Photoinduced Charge Transfer between Metal Halide Perovskite and Ru-Polypyridyl Complexes Toward Biocatalytic Reactions

Vacancy-ordered Bi-based perovskites, such as Cs₃Bi₂Br₉ (CBB), exhibit relatively high Lewis acidity due to Bi³⁺ centers, providing favorable acidic sites for organic transformations. Coupled with their tuneable optoelectronic properties, these features render CBB an efficient photocatalyst for various acid-catalyzed reactions. In this study, CBB is conjugated with a classical Ru(II)-polypyridyl photosensitizer (RuPS) to form a hybrid material, CBB/RuPS, capable of facilitating thermodynamically favourable inner-sphere electron transfer. This process yields the reduced RuPS radical anion (RuPS^•−) and a hole (h⁺) in the oxidized CBB species.
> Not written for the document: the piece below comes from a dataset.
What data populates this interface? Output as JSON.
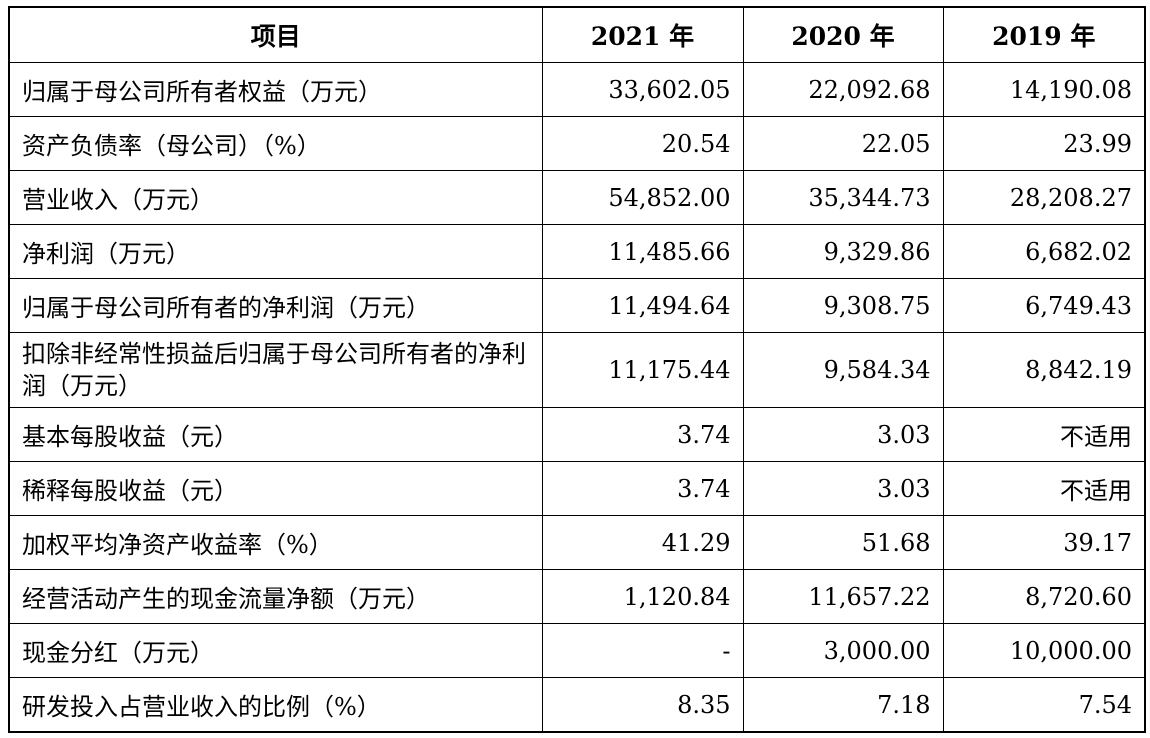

Ultrafast charge recombination is suppressed through an efficient extraction of e− and h⁺ by the redox-active substrates, generating spatially separated redox centres that drive tandem oxidative and reductive transformations. Comprehensive spectroscopic, microscopic, and analytical studies confirm the successful formation of the CBB/RuPS hybrid. Steady-state and time-resolved spectroscopic analyses reveal the thermodynamic viability of photoinduced electron transfer, with CBB exhibiting a sub-nanosecond photoluminescence lifetime and electron transfer to RuPS occurring within 200–300 ps. This is evidenced by the appearance of RuPS^•− signatures and multiexponential decay kinetics of CBB. Finally, the efficient exciton diffusion in the hybrid system is harnessed for in vitro photo-biocatalytic reactions, enabling selective oxidation and reduction of substrates, demonstrating potential cytotoxicity toward cancer cells via deprivation of NADH/pyruvic acid and in situ generated ROS species.